1. A Day in the Life
A natural aversion to dissonance, disordered sound. Violins sawing away. What is being implied or suggested? The chaos of life—a contrast to Paul’s metronomic “Woke up, fell out of bed…” Yes, but the noise itself is frightening. Someone has lost their mind. Someone who should not be making music is making music.

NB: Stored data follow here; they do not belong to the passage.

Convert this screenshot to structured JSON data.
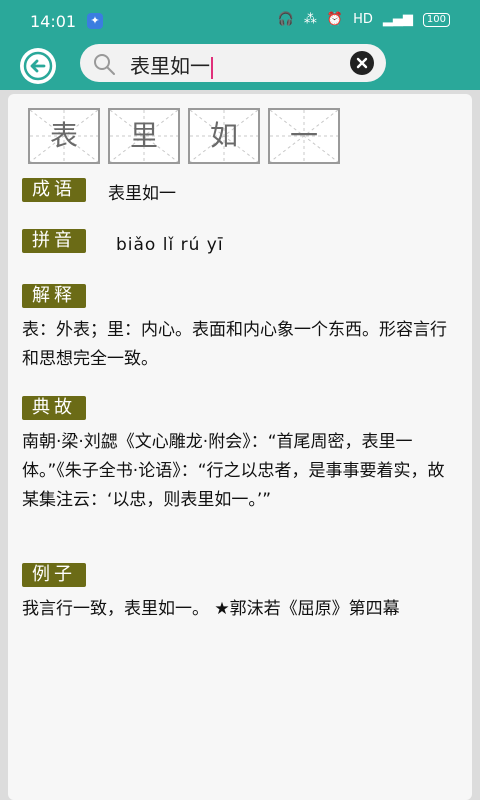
{
  "status_bar": {
    "time": "14:01",
    "network": "HD",
    "battery": "100"
  },
  "search": {
    "query": "表里如一"
  },
  "idiom": {
    "chars": [
      "表",
      "里",
      "如",
      "一"
    ],
    "sections": {
      "chengyu": {
        "label": "成语",
        "text": "表里如一"
      },
      "pinyin": {
        "label": "拼音",
        "text": "biǎo lǐ rú yī"
      },
      "jieshi": {
        "label": "解释",
        "text": "表：外表；里：内心。表面和内心象一个东西。形容言行和思想完全一致。"
      },
      "diangu": {
        "label": "典故",
        "text": "南朝·梁·刘勰《文心雕龙·附会》：“首尾周密，表里一体。”《朱子全书·论语》：“行之以忠者，是事事要着实，故某集注云：‘以忠，则表里如一。’”"
      },
      "lizi": {
        "label": "例子",
        "text": "我言行一致，表里如一。 ★郭沫若《屈原》第四幕"
      }
    }
  }
}
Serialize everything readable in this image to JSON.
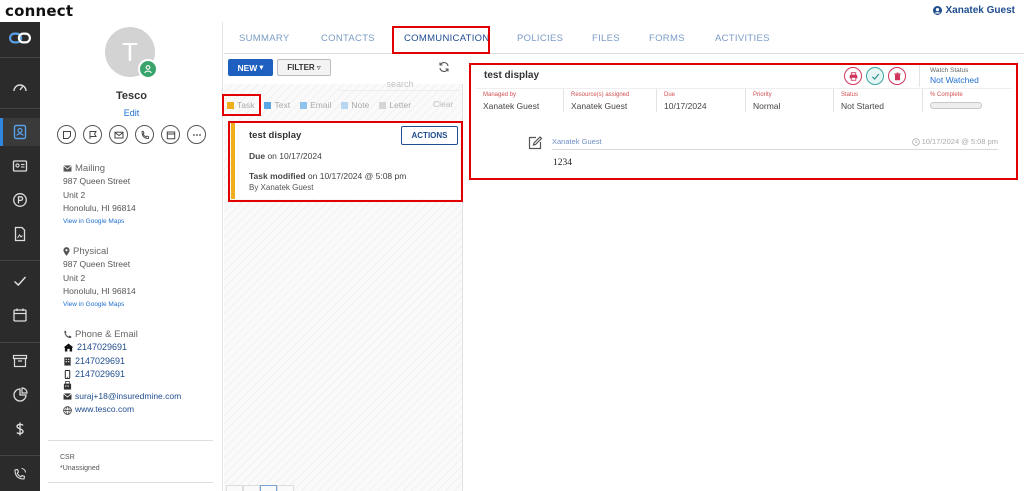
{
  "app": {
    "brand": "connect",
    "user_name": "Xanatek Guest"
  },
  "contact": {
    "avatar_initial": "T",
    "name": "Tesco",
    "edit_label": "Edit",
    "mailing": {
      "heading": "Mailing",
      "line1": "987 Queen Street",
      "line2": "Unit 2",
      "line3": "Honolulu, HI 96814",
      "map_link": "View in Google Maps"
    },
    "physical": {
      "heading": "Physical",
      "line1": "987 Queen Street",
      "line2": "Unit 2",
      "line3": "Honolulu, HI 96814",
      "map_link": "View in Google Maps"
    },
    "phone_email": {
      "heading": "Phone & Email",
      "home_phone": "2147029691",
      "work_phone": "2147029691",
      "mobile_phone": "2147029691",
      "email": "suraj+18@insuredmine.com",
      "website": "www.tesco.com"
    },
    "csr_label": "CSR",
    "csr_value": "*Unassigned"
  },
  "tabs": {
    "summary": "SUMMARY",
    "contacts": "CONTACTS",
    "communication": "COMMUNICATION",
    "policies": "POLICIES",
    "files": "FILES",
    "forms": "FORMS",
    "activities": "ACTIVITIES"
  },
  "toolbar": {
    "new_label": "NEW",
    "filter_label": "FILTER",
    "search_placeholder": "search"
  },
  "type_filters": {
    "task": {
      "label": "Task",
      "color": "#f0ad1c"
    },
    "text": {
      "label": "Text",
      "color": "#5aa7e6"
    },
    "email": {
      "label": "Email",
      "color": "#8fc3ee"
    },
    "note": {
      "label": "Note",
      "color": "#b8d6f1"
    },
    "letter": {
      "label": "Letter",
      "color": "#d5d5d5"
    },
    "clear": "Clear"
  },
  "task_card": {
    "title": "test display",
    "actions_label": "ACTIONS",
    "due_label": "Due",
    "due_value": "on 10/17/2024",
    "modified_label": "Task modified",
    "modified_value": "on 10/17/2024 @ 5:08 pm",
    "by": "By Xanatek Guest",
    "accent": "#f0ad1c"
  },
  "detail": {
    "title": "test display",
    "watch_label": "Watch Status",
    "watch_value": "Not Watched",
    "fields": {
      "managed_by": {
        "label": "Managed by",
        "value": "Xanatek Guest"
      },
      "resources": {
        "label": "Resource(s) assigned",
        "value": "Xanatek Guest"
      },
      "due": {
        "label": "Due",
        "value": "10/17/2024"
      },
      "priority": {
        "label": "Priority",
        "value": "Normal"
      },
      "status": {
        "label": "Status",
        "value": "Not Started"
      },
      "complete": {
        "label": "% Complete",
        "percent": 0
      }
    },
    "note": {
      "author": "Xanatek Guest",
      "timestamp": "10/17/2024 @ 5:08 pm",
      "body": "1234"
    }
  },
  "colors": {
    "primary": "#1f5fbf",
    "link": "#1f6fd1",
    "annotation": "#e00000",
    "rail_bg": "#2b2b2b"
  }
}
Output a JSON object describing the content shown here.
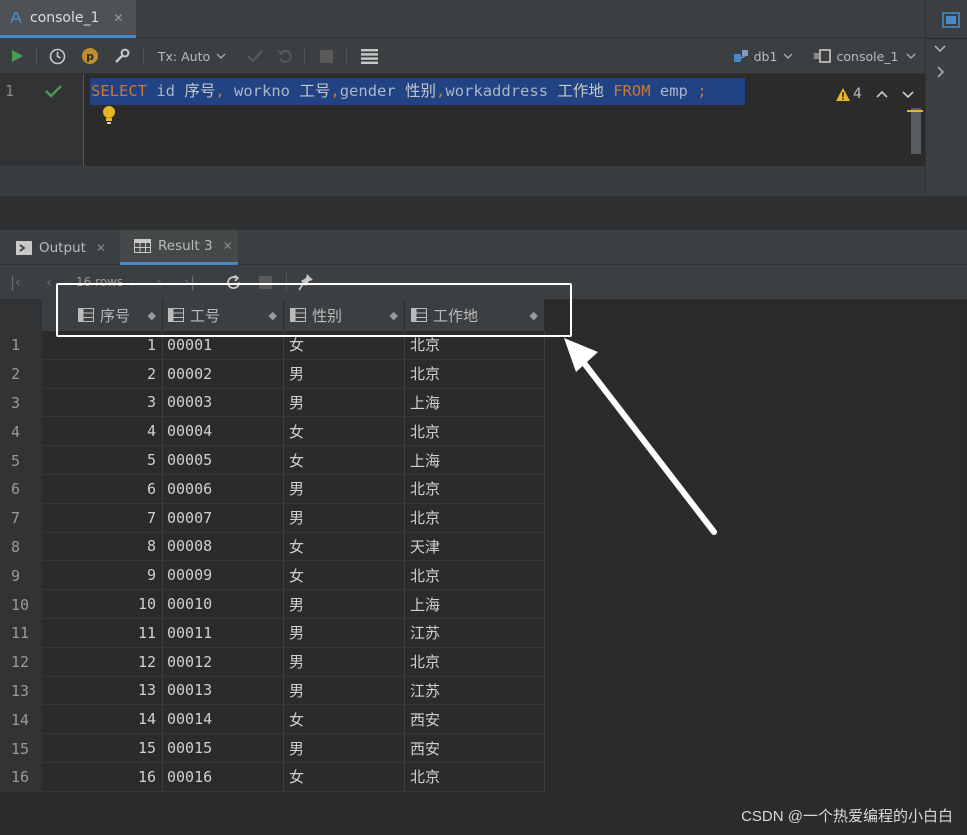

2. I Want You (She’s So Heavy)
The sudden end, always an unwelcome surprise, white noise swelling, white hot gas leaking into the studio, a hose spewing out vapor, the booth filling with cloud. I would rather pick the needle up from the record myself than let it play through. Silence, retraction, and I’m left with quills on my back.
3. Long, Long, Long
George’s (or whoever’s?) warbled cry, so discordant and disassociated from the rest of the song, which tends to be syrupy and languid, almost innocuous (and then this voice-in-hell pasted onto the coda). It sounds like a woman—a woman in pea-soup fog, wailing with hands to cheeks in an agony of poverty and foot-binding and (?) coerced orgasm.
4. I Am the Walrus
The clips from Lear—an elderly British man suffering, on his back, breathing out last breaths, weighty jewels in his lap, but the lines themselves are indistinct. What is he saying? “Oh… I’m tired…” Comic, uncaring choruses chattering, young people ridiculing the old.
5. Love You To
Being young and not knowing what “I’ll make love to you” means, but hearing in it a threat. Doppler sounds like fast traffic passing right by your ear. Gentle George in a bad mood. The bi-polarity of George Harrison songs: happy “Here Comes the Sun,” sullen “Don’t Bother Me.” Wistful “Something,” bitter “Taxman.”
6. Oh! Darling
Screaming falsetto—a person possessed or in pain. Screaming in Beatles songs always frightened me—“Can’t Buy Me Love,” etc. I couldn’t grasp the point or subtext, the expression of euphoria, youthful delight, maybe the sixties themselves. All I heard was blunt, mechanical pain, situation-specific—a man with a stomach wound, a bleeding arm, a punctured ear drum.
7. Revolution 9
A strained male voice groans “rise” (?)—he sounds like he’s masturbating to an abstraction, a drifting, re-forming, hated shape. Skyscrapers leaning, concrete gray. I used to skip over this one, but now I think it’s the best thing on The White Album. Imagine The Beatles without it?